Risk Management for Empty Steel Tank

[pepe1234]

Is anyone aware of best pracitces, publications, standars, or anything that addresses risk managment strategies against wind damage for large welded steel tanks that are sitting empty (or near empty). We are in an area that produces a lot of ethanol and current market conditions have been such that ethanol production is down. Way down. So we have many customers that have large welded steel storage tanks for ethanol that are currenlty sitting empty or nearly empty. One of out customers actually sustained damage to the sidewall of one of their large welded steel tanks yesterday during a windstorm (tank is 2 million gal capacity, 120' diameter, 9 years old). The wind pushed in the sidewall.

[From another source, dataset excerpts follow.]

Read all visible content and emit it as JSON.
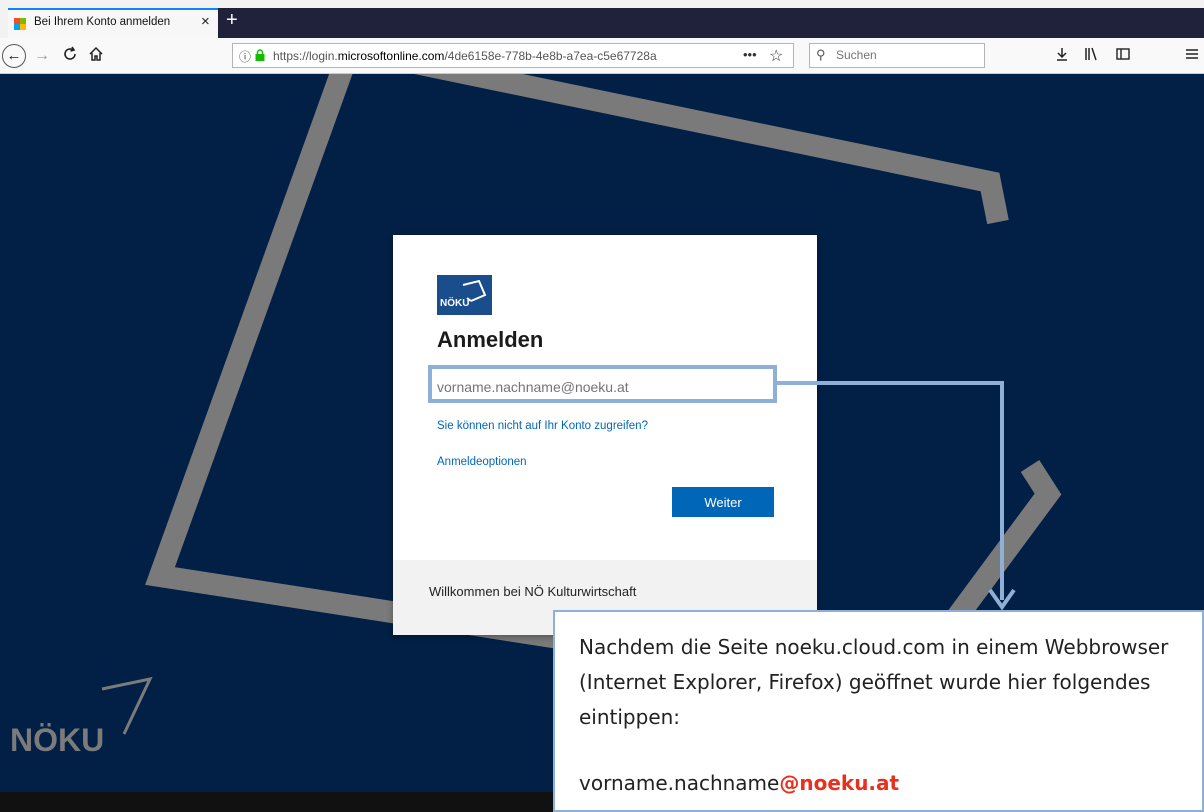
{
  "browser": {
    "tab_title": "Bei Ihrem Konto anmelden",
    "tab_close": "×",
    "new_tab": "+",
    "url_prefix": "https://login.",
    "url_domain": "microsoftonline.com",
    "url_rest": "/4de6158e-778b-4e8b-a7ea-c5e67728a",
    "search_placeholder": "Suchen",
    "page_actions": "•••"
  },
  "login": {
    "brand": "NÖKU",
    "heading": "Anmelden",
    "email_placeholder": "vorname.nachname@noeku.at",
    "cant_access_link": "Sie können nicht auf Ihr Konto zugreifen?",
    "options_link": "Anmeldeoptionen",
    "next_button": "Weiter",
    "welcome": "Willkommen bei NÖ Kulturwirtschaft"
  },
  "watermark": {
    "brand": "NÖKU"
  },
  "callout": {
    "instruction": "Nachdem die Seite noeku.cloud.com in einem Webbrowser (Internet Explorer, Firefox) geöffnet wurde hier folgendes eintippen:",
    "email_user": "vorname.nachname",
    "email_domain": "@noeku.at"
  },
  "colors": {
    "page_bg": "#021f45",
    "accent": "#0067b8",
    "highlight": "#8fb0d6",
    "email_domain": "#e8301f"
  }
}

I know little about how these large welded steel tanks are typically designed. Does the floating roof mechanism in these sort of tanks normally have a device that keeps the floating roof from going lower than 1/2 the sidewall height to help stiffen the sidewall of an empty tank?

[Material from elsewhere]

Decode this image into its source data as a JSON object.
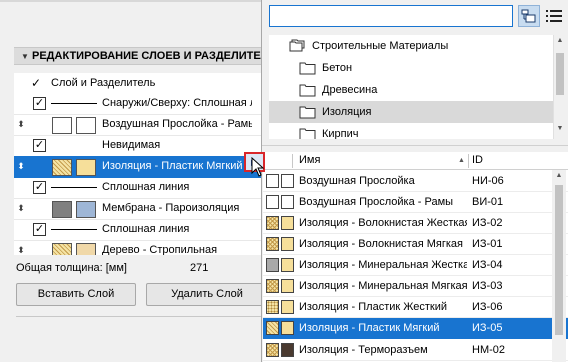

Also, if anyone would like to additionally comment of methods to repair tanks with sidewall damage, I'd appreciate your thoughts on that too.

 

[Soln]

If the internal floating roof (IFR) is a suspended IFR, the customer may be able to pull the roof to the desired elevation and hold it there. I'm hesitant to go into recommended procedures for fixing a tank that's blown-in without knowing the extent to which to the side wall failed. Buckle? Collapse? What shape is the roof in? Do you have pictures?

 

[pepe1234]

Here is a pic of the damaged tank. Currently only have one picture. Hopefully I'll get additional pics in the ocming days showing the roof...

 

[IFRs]

Given that there is a fairly compliant seal between the tank and the floating roof, the floating roof can move laterally, etc, I would not count on the floating roof to prevent a buckle from forming. If the tank buckles near the floating roof you may have real trouble getting the floating roof to move past it, complicating repairs. The tank should have been designed to resist a declared wind load and if it is sustaining damage then the wind was under-estimated or the actual is greater than the design. Can you fill the tanks with water? If you see a real need to add strength to the tank, you will need to determine a new wind load and review the tank design for this new load. Intermediate wind girders or tie-offs may be in order. Good luck, keep us informed if you can.

 

[Soln]

Great points (IFRs). I've seen buckles such as the one in the picture pulled out using strategically placed hitch lugs, and a back hoe. There are probably two kinks (permanently deformed sections) in the lower portion of the forth ring- primarily cosmetic, I venture, however; more susceptible to future buckling if not reinforced, or the shell plate replaced in those sections.

 

[IFRs]

This tank does not look that bad, if I had to guess I'd say a 6 to 8 inch dent. Pull it out and go home. Find something else to fill the tank with. If the OP really wants to make the tank wind-proof, it is not rocket science.

 

[pepe1234]

Thanks for the replies thus far guys! I've finally got some additional information on the tank. 3 million gallon cpacity, 120' in diameter, and 36' in height. Constructed with 1/2", 3/8", and 1/4" steel plates. Original design documents state it was designed according to API 650, 10th Ed.

I'm looking thorugh API 650 now and the requirements for when a tank is required to have stiffening rings (this tank does not have them installed). Section 5.9.7 speaks to maximum heights of unstiffened shells. If I'm applying the equation at 5.9.7.1 correctly, I'm getting a maximum height of about 25' with t=1/4", D=120', and V=90 mph.

Anyone agrre/disagree that this tank should have been designed to include wind girders? Or are there additional criteria within this code that also apply to the requirment of stiffening rings?

Thanks!

 

[pepe1234]

I should probably mention that this is not an open top tank. There is 3/16" steel plate roof structure on this tank.

 

[Soln]

Your right; about 25' with 1/4" top course. Designers often increase the thickness of the top course to avoid intermediate wind girders, i.e., 5/16" top course course increases the allowable unstiffened height to 44'.